Le « made in Europe» dérange. La Chine a exprimé sa position face à un projet de loi porté par la Commission européenne, l’organe exécutif de l’Union européenne, visant à soutenir la réindustrialisation du territoire. Présenté le 4 mars 2026, ce texte doit encore être examiné par les États membres et le Parlement européen avant une éventuelle adoption.
Le 27 avril, le ministère du Commerce de la République populaire de Chine a indiqué avoir transmis ses observations à la Commission européenne le 24 avril. Dans un communiqué officiel, l’administration chinoise fait état de « graves préoccupations » concernant ce projet législatif. Elle précise suivre son évolution et indique qu’elle « se tient prête à dialoguer ».
Les autorités chinoises évoquent la possibilité de réactions en cas d’adoption du texte sans prise en compte de leurs remarques. Le ministère du Commerce déclare : « Si l’UE ignore les suggestions de la Chine et insiste pour faire adopter ce texte, portant ainsi préjudice aux intérêts des entreprises chinoises, la Chine n’aura d’autre choix que de prendre des contre-mesures ».
Le « made in Europe » ,un projet européen encadrant l’accès aux financements publics
Le projet de loi, désigné sous le nom d’« accélération industrielle », prévoit des conditions spécifiques pour les entreprises souhaitant bénéficier de financements publics au sein de l’Union européenne.

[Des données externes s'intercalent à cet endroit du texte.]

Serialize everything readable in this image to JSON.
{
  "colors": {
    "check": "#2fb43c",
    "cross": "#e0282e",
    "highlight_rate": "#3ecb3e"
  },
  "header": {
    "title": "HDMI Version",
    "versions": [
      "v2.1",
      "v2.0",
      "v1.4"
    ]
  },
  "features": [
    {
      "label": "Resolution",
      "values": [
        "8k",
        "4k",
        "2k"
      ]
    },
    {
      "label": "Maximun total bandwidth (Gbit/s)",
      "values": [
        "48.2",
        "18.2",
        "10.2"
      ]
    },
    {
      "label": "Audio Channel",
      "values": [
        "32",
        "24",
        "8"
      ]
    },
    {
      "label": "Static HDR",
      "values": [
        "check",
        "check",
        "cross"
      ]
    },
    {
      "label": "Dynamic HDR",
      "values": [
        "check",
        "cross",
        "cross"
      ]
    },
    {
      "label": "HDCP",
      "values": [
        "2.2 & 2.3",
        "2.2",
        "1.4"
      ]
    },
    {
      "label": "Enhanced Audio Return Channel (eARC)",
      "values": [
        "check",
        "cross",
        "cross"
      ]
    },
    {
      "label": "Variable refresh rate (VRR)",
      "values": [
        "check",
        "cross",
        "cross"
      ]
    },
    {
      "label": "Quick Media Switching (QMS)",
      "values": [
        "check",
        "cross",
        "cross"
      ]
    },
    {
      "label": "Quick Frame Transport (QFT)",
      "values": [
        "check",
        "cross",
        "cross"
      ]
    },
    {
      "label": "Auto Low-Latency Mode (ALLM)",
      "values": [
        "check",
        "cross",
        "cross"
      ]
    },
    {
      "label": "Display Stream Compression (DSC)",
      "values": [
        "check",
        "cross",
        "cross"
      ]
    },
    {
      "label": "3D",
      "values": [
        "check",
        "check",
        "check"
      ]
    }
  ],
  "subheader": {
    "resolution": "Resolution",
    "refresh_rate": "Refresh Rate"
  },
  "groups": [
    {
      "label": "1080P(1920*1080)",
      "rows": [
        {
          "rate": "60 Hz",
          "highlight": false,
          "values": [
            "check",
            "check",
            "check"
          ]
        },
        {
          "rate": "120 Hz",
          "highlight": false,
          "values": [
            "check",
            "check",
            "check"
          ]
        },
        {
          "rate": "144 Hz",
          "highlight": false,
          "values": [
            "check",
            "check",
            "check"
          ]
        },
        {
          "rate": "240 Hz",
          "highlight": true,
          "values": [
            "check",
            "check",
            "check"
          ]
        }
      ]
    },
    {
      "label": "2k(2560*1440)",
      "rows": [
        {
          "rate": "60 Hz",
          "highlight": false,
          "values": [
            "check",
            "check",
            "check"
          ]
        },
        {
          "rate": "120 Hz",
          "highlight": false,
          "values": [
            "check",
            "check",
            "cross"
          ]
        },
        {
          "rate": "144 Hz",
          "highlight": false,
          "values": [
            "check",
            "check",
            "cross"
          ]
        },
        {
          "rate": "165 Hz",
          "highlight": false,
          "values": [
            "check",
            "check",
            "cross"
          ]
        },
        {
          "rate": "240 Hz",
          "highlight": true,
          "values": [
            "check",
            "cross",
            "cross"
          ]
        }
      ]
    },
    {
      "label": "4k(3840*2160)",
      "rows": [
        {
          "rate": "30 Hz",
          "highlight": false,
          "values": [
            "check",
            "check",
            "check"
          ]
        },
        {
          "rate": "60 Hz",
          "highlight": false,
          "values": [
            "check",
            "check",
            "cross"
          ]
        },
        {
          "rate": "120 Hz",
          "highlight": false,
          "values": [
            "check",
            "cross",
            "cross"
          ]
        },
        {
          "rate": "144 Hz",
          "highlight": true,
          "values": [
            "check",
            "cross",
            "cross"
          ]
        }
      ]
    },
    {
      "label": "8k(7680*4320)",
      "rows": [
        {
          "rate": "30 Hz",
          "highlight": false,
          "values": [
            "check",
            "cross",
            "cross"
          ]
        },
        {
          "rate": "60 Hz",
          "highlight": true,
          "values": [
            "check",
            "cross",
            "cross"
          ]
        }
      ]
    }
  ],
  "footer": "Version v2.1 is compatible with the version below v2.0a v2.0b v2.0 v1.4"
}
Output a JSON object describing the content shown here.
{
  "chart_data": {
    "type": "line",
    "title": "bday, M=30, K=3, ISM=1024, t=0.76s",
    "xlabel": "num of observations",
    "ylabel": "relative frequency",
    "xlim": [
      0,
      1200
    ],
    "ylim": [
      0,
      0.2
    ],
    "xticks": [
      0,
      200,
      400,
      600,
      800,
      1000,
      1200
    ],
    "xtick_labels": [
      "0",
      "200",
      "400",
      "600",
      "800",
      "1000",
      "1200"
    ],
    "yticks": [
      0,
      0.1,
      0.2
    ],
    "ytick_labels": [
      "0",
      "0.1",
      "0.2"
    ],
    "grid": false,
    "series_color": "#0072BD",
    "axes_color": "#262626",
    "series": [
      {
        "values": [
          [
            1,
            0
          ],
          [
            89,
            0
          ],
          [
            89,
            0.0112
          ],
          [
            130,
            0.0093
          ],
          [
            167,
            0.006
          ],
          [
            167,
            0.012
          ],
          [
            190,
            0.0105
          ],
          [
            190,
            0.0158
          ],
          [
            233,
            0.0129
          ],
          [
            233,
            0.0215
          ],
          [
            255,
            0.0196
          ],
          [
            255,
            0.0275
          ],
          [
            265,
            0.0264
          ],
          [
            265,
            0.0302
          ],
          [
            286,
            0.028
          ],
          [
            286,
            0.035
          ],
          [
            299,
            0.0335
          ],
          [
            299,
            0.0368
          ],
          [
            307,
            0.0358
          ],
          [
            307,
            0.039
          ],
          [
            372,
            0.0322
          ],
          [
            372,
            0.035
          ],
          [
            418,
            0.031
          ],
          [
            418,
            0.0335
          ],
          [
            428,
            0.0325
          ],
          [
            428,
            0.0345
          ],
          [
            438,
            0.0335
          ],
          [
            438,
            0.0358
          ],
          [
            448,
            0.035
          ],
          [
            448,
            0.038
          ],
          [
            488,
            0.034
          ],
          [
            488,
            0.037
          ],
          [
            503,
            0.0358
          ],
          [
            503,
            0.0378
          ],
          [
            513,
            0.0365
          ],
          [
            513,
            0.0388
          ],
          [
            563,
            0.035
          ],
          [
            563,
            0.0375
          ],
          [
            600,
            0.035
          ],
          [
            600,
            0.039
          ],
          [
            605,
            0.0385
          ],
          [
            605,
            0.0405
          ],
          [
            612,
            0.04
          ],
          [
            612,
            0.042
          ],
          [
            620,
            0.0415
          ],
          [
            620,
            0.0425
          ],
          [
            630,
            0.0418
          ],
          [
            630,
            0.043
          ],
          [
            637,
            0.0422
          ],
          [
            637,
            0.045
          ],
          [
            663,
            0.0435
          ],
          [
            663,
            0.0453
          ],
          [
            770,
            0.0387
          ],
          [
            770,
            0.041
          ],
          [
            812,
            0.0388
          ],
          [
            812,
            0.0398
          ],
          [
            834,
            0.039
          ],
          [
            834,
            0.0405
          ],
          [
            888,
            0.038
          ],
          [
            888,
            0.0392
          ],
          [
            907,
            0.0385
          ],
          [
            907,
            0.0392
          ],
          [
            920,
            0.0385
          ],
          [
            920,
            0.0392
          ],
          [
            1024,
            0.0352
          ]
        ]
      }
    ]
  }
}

Selon Stéphane Séjourné, vice-président de la Commission européenne, ces entreprises devraient intégrer « un nombre ou un pourcentage de composants critiques originaires d’Europe ».
Le texte du made in Europe concerne plusieurs domaines industriels, dont l’automobile, les technologies liées à l’énergie décarbonée, ainsi que certaines activités industrielles lourdes. Parmi les secteurs mentionnés figurent notamment les panneaux solaires, les batteries, les pompes à chaleur et les installations nucléaires.
Dans son analyse, le ministère chinois du Commerce indique que le projet « impose de nombreuses restrictions aux investissements étrangers dans quatre secteurs stratégiques émergents : les batteries, les véhicules électriques, le photovoltaïque et les matières premières cruciales ; il instaure des clauses exclusives d »origine UE’ dans la passation des marchés publics et des politiques de soutien public ». L’administration ajoute : « Les investisseurs chinois seront en butte à la discrimination ».
Ce projet made in Europe intervient dans un contexte où les institutions européennes expriment des préoccupations concernant les conditions de concurrence avec certaines entreprises étrangères. Plusieurs responsables européens évoquent des différences liées aux politiques de soutien public dont bénéficient certaines industries hors de l’Union.
Le processus législatif se poursuit désormais au niveau européen, avec une phase d’examen par les États membres et les députés du Parlement européen. Les discussions en cours détermineront les modalités finales du texte et son éventuelle mise en application.